Un vent de renouveau se fait sentir dans les années 90 avec la réception internationale réservée aux films vietnamiens faits par les réalisateurs viet kieu Tran Anh Hung et Tony Bui. Tran Anh Hung mène le bal avec son film L’Odeur de la Papaye Verte (1993). Récipiendaire du prix de la caméra d’or à Cannes, son film est le seul à avoir reçu une nomination aux Oscars dans la catégorie du meilleur film étranger pour le Vietnam. Évoquant un passé nostalgique, l’action se situe en 1951 et 1961 au Vietnam du Sud. Le film est tourné entièrement en France dans un studio. Malgré la présence marquée d’effets déconcertants comme la musique dissonante (parfois même diégétique) et de sons menaçants (les avions qui survolent d’assez près les maisons et les sirènes de raid aérien), les critiques de l’Ouest se réjouissent de cette découverte cinématographique que certains qualifient de conte de fée.

Tran Anh Hung désirant faire Cyclo (1995), son film suivant, sur le Vietnam contemporain, il obtient l’autorisation de tourner à Hô-Chi-Minh-Ville après la soumission du scénario au bureau de la censure qui l’approuve.

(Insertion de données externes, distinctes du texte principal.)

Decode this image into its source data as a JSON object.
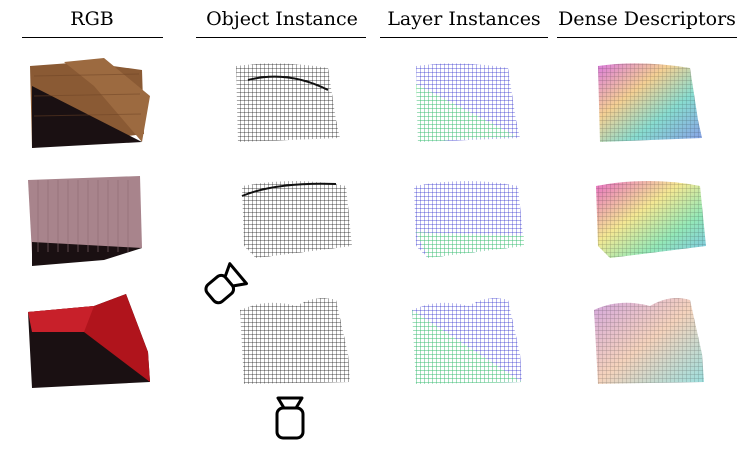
{
  "header": {
    "columns": [
      {
        "label": "RGB"
      },
      {
        "label": "Object Instance"
      },
      {
        "label": "Layer Instances"
      },
      {
        "label": "Dense Descriptors"
      }
    ]
  },
  "rows": [
    {
      "cloth_color": "#8a5a34",
      "fold": "corner"
    },
    {
      "cloth_color": "#a8848c",
      "fold": "flat"
    },
    {
      "cloth_color": "#b0141c",
      "fold": "diagonal"
    }
  ],
  "colors": {
    "object_points": "#111111",
    "top_layer": "#2a2acc",
    "bottom_layer": "#33dd55",
    "background_dark": "#1a1012"
  },
  "icons": [
    "camera-icon-side",
    "camera-icon-bottom"
  ]
}
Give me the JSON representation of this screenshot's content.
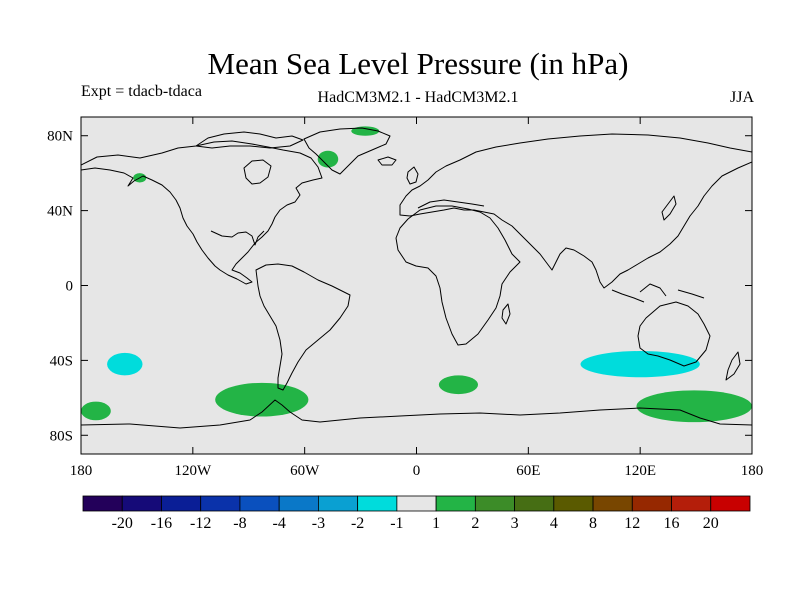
{
  "chart_data": {
    "type": "map",
    "title": "Mean Sea Level Pressure (in hPa)",
    "subtitle_left": "Expt = tdacb-tdaca",
    "subtitle_center": "HadCM3M2.1 - HadCM3M2.1",
    "subtitle_right": "JJA",
    "lon_range": [
      -180,
      180
    ],
    "lat_range": [
      -90,
      90
    ],
    "lon_ticks": [
      {
        "value": -180,
        "label": "180"
      },
      {
        "value": -120,
        "label": "120W"
      },
      {
        "value": -60,
        "label": "60W"
      },
      {
        "value": 0,
        "label": "0"
      },
      {
        "value": 60,
        "label": "60E"
      },
      {
        "value": 120,
        "label": "120E"
      },
      {
        "value": 180,
        "label": "180"
      }
    ],
    "lat_ticks": [
      {
        "value": 80,
        "label": "80N"
      },
      {
        "value": 40,
        "label": "40N"
      },
      {
        "value": 0,
        "label": "0"
      },
      {
        "value": -40,
        "label": "40S"
      },
      {
        "value": -80,
        "label": "80S"
      }
    ],
    "colorbar": {
      "colors": [
        "#23005a",
        "#150a78",
        "#0a1e96",
        "#0a32aa",
        "#0a50be",
        "#0a78c8",
        "#0aa0d2",
        "#00dcdc",
        "#e6e6e6",
        "#23b446",
        "#3c8c28",
        "#466e14",
        "#5a5a00",
        "#784600",
        "#962800",
        "#b41e0a",
        "#c80000"
      ],
      "labels": [
        "-20",
        "-16",
        "-12",
        "-8",
        "-4",
        "-3",
        "-2",
        "-1",
        "1",
        "2",
        "3",
        "4",
        "8",
        "12",
        "16",
        "20"
      ]
    },
    "anomaly_regions": [
      {
        "name": "cyan-southeast-pacific",
        "color": "#00dcdc",
        "lon": [
          -166,
          -147
        ],
        "lat": [
          -48,
          -36
        ],
        "value": -1.5
      },
      {
        "name": "cyan-south-indian-ocean",
        "color": "#00dcdc",
        "lon": [
          88,
          152
        ],
        "lat": [
          -49,
          -35
        ],
        "value": -1.5
      },
      {
        "name": "green-south-pacific-amundsen",
        "color": "#23b446",
        "lon": [
          -108,
          -58
        ],
        "lat": [
          -70,
          -52
        ],
        "value": 1.5
      },
      {
        "name": "green-south-atlantic",
        "color": "#23b446",
        "lon": [
          12,
          33
        ],
        "lat": [
          -58,
          -48
        ],
        "value": 1.5
      },
      {
        "name": "green-southern-ocean-east",
        "color": "#23b446",
        "lon": [
          118,
          180
        ],
        "lat": [
          -73,
          -56
        ],
        "value": 1.5
      },
      {
        "name": "green-ross-sea-west",
        "color": "#23b446",
        "lon": [
          -180,
          -164
        ],
        "lat": [
          -72,
          -62
        ],
        "value": 1.5
      },
      {
        "name": "green-greenland",
        "color": "#23b446",
        "lon": [
          -53,
          -42
        ],
        "lat": [
          63,
          72
        ],
        "value": 1.5
      },
      {
        "name": "green-alaska-coast",
        "color": "#23b446",
        "lon": [
          -152,
          -145
        ],
        "lat": [
          55,
          60
        ],
        "value": 1.5
      },
      {
        "name": "green-arctic-north",
        "color": "#23b446",
        "lon": [
          -35,
          -20
        ],
        "lat": [
          80,
          85
        ],
        "value": 1.5
      }
    ]
  }
}
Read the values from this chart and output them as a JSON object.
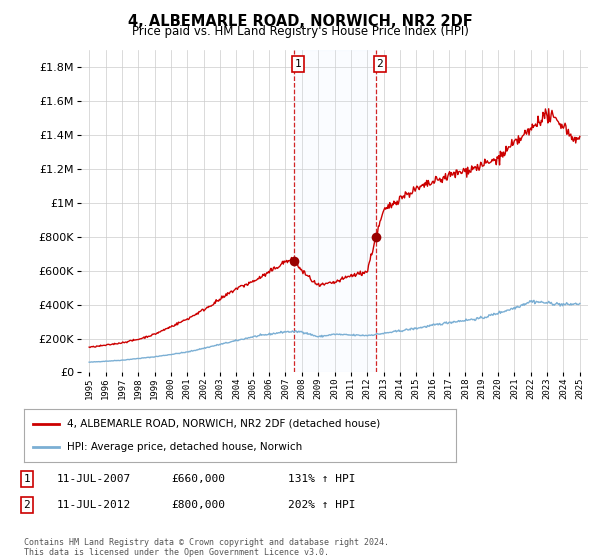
{
  "title": "4, ALBEMARLE ROAD, NORWICH, NR2 2DF",
  "subtitle": "Price paid vs. HM Land Registry's House Price Index (HPI)",
  "legend_line1": "4, ALBEMARLE ROAD, NORWICH, NR2 2DF (detached house)",
  "legend_line2": "HPI: Average price, detached house, Norwich",
  "transaction1_date": "11-JUL-2007",
  "transaction1_price": 660000,
  "transaction1_pct": "131% ↑ HPI",
  "transaction2_date": "11-JUL-2012",
  "transaction2_price": 800000,
  "transaction2_pct": "202% ↑ HPI",
  "footer": "Contains HM Land Registry data © Crown copyright and database right 2024.\nThis data is licensed under the Open Government Licence v3.0.",
  "hpi_color": "#7bafd4",
  "property_color": "#cc0000",
  "marker_color": "#990000",
  "transaction_x1": 2007.53,
  "transaction_x2": 2012.53,
  "ylim_max": 1900000,
  "xlim_min": 1994.5,
  "xlim_max": 2025.5,
  "background_color": "#ffffff",
  "grid_color": "#cccccc",
  "shade_color": "#ddeeff",
  "yticks": [
    0,
    200000,
    400000,
    600000,
    800000,
    1000000,
    1200000,
    1400000,
    1600000,
    1800000
  ]
}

Malgré cette approbation et la coopération du gouvernement au tournage, le film n’a pas eu l’autorisation d’être diffusé au pays. Le bureau de la censure était-il déjà déchiré entre « le désir de lier le cinéma vietnamien essentiellement et exclusivement soit à un genre socialiste, ou à une esthétique artistique de résonance à l’échelle mondiale » (Lam 2012, 94)? Le film dresse un portrait bien peu reluisant de la société contemporaine vietnamienne, qui porte les séquelles des blessures de son histoire récente. Même si celle-ci n’est pas abordée de front, elle traverse le film en trame de fond.

Tran Anh Hung possède un point de vue particulier sur la situation vietnamienne, s’identifiant lui-même comme Vietnamien malgré avoir été réfugié en France depuis ses 13 ans. Il est ainsi entre les deux cultures, « à la fois à l’intérieur et à l’extérieur de la culture que le film documente » (Barnes 2010, 111). Il reconnaît la domination extérieure qui est toujours exercée au Vietnam de deux façons évidentes dans Cyclo : la présence de la bouteille d’eau Évian que le personnage de la sœur est forcée de boire lors de son premier acte de prostitution; l’argent américain qui sert à récompenser les agissements hors-la-loi (lors des trois actes de prostitution pour la sœur, quand le conducteur de cyclo commet des crimes). Le regard posé n’est pas nostalgique, mais plutôt critique, inquisiteur, de la société et de ses fonctionnements. L’incapacité du gouvernement de subvenir aux besoins de sa population est également suggérée : lorsque le conducteur de cyclo cherche à profiter d’un programme de prêt pour les familles défavorisées du gouvernement dans la deuxième scène du film, son dossier est mis à l’étude alors qu’il y a des milliers de dossiers qui accumulent la poussière derrière le fonctionnaire. Avec le dernier plan du film, le cinéaste met en relief l’inégalité financière qui prend racine au pays : un plan séquence montre des touristes jouer au tennis puis se baigner dans les hauteurs d’un hôtel, pour ensuite nous montrer la famille réunie sur le cyclo, dans la rue. Alors que les personnages vietnamiens que nous avons suivis pendant tout le film ont dû perdre leur innocence pour survivre dans la rue, les hauteurs de la ville sont fréquentées par les riches étrangers. Il est facile de voir comment cette facette de l’ouverture à l’Ouest doit être cachée du peuple vietnamien.

Bibliographie

Barnes, Leslie. 2010. « Cinema as Cultural Translation: The Production of Vietnam in Trân Anh Hung’s Cyclo ». Journal of Vietnamese Studies 5 (Automne): 106-128.

Charlot, John. 1989. « Vietnamese Cinema: The Power of the Past ». Journal of American Folklore 102 (no 406): 442-452.

Charlot, John, 1994. « Vietnamese Cinema First Views ». Dans Dissanayake, Wimal, dir, Colonialism and Nationalism in Asian Cinema. Bloomington, Indiana UP: 105-140.

Lam, Mariam B. 2012. « Circumventing Channels: Indie Filmmaking in Post-Socialist Vietnam and Beyond ». Dans Ingawanij, May Adadol, McKay, Benjamin. Glimpses of Freedom: Independent Cinema in Southeast Asia. Ithaca, NY, Southeast Asia Program, Cornell University: 87-105.